With Josh Lucas, Jon Hamm, Rhona Mitra and James Van Der Beek.

“He was my friend! I did what he couldn’t!”

“Stolen” focuses on the lives of two men from two different generations with one common link: the disappearance of their sons. In current time, we find Detective Tom Adkins (Jon Hamm of AMC’s “Mad Men”) has lost control of his life over the abduction of his son ten years ago. A small child’s skeletal remains are uncovered in a construction site. The body is not that of Tom Adkins’ son, but of Matthew Wakefield’s (Josh Lucas) son who disappeared more than forty years ago.

The film cross cuts back and forth between Adkins uncovering more facts, and making it his mission to identify the body of the boy and of Wakefield taking his three sons to his wife’s sister’s house after the suicide of his wife. He is in dire need of work and can’t take care of the boys on his own. His sister in-law’s husband is blunt with Wakefield and tells him he’ll only keep two of the boys, not third because he has a slight retardation.

Wakefield then travels to a small town with his young son. He gets a job at a construction yard, and is befriended by Bert Roggiani (James Van Der Beek) and they begin to pal around. A problem arises since Wakefield doesn’t have a place to live or no one to watch his son; his son is forced to hang around the construction yard. The foreman tells Wakefield he can’t have his son hang around or he’ll lose his job. As Wakefield struggles with this new dilemma, his son disappears.

This film isn’t well received on Rotten Tomatoes getting a 0% and IMDb has it rated at a 5.2. I have a hard time understanding why. Yes the film is predictable, and anyone with an above average film IQ can figure the film out by watching the trailer – but still, it is a pretty decent mystery/thriller.

It was interesting seeing Hamm crossover to film, trying to break his typecast as a slick Rock Huson-esq player on the period piece “Mad Men”. I don’t think he’s as good an actor as Josh Lucas, who never made it an A lister, but does turn out good performances (“American Psycho”, “Hulk” – yes it is a pretty bad film). I’ve never seen “Dawson’s Creek” or much of Van Der Beek’s work, but I will forever have a huge man-crush on him for his role as Patrick Bateman’s younger brother Sean in “Rules of Attraction”.

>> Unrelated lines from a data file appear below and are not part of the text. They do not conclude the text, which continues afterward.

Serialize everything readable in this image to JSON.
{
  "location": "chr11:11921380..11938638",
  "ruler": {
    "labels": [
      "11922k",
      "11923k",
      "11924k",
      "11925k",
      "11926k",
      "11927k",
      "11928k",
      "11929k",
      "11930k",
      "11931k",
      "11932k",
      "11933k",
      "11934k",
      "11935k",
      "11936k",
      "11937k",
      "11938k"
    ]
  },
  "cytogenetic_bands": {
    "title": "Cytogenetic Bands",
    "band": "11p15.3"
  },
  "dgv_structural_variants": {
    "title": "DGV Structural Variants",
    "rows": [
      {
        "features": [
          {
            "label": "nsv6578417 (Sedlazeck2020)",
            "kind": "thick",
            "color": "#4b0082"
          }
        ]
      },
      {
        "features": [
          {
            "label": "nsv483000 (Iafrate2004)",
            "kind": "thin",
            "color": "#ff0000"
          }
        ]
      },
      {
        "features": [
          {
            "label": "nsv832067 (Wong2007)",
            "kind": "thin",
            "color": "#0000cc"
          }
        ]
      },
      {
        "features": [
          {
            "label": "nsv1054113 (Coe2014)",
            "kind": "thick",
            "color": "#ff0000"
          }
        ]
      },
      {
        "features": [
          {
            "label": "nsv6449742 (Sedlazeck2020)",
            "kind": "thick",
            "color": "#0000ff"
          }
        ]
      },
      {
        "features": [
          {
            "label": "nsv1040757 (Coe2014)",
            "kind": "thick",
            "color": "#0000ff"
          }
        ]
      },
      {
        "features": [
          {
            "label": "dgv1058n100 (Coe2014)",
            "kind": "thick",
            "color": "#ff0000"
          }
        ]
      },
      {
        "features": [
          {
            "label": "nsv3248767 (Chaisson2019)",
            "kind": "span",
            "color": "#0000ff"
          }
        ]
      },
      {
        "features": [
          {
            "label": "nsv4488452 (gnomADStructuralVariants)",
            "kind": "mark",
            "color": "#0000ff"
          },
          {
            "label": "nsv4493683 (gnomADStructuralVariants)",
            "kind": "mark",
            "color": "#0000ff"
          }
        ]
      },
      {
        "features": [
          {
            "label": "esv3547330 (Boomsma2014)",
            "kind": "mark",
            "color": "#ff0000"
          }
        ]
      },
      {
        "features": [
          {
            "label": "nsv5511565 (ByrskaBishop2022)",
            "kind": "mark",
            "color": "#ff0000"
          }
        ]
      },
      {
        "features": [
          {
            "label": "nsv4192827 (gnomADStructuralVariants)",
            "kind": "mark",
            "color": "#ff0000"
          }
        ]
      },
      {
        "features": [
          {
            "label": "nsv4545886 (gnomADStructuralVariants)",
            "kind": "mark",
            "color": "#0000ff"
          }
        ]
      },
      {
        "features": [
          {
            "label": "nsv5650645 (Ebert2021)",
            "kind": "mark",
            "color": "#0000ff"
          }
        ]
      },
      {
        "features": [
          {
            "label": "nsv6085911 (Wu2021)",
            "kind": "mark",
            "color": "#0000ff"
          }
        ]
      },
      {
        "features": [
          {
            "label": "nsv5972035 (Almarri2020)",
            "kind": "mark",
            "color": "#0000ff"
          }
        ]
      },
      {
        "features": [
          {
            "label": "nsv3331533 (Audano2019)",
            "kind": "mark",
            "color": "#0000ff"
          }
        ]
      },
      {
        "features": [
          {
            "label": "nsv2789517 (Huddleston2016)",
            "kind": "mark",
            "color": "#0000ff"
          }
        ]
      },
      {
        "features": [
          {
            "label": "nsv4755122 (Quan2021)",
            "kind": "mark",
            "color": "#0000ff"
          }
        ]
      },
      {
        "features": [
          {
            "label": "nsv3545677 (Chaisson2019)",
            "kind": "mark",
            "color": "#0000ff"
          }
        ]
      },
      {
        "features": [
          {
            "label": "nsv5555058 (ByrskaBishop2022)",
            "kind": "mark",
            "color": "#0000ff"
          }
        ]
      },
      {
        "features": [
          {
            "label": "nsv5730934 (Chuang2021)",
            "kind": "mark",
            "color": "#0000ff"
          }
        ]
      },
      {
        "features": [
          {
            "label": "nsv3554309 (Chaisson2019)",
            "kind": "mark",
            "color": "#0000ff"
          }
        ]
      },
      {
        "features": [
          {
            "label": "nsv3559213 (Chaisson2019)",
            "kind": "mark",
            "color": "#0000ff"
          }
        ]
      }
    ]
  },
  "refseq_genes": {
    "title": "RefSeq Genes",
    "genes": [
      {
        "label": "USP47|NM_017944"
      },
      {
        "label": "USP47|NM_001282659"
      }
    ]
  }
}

I feel this would have been a much better film if the main focus of the story was on Lucas, and the struggles he had to face, and the extraordinary situations he was put in. The contemporary plot of Hamm investigating the body of Wakefield’s son, while preparing to go to soon to be communed sentence of his son’s “killer” is trying at times. This isn’t a great film, but the three leads give solid performances.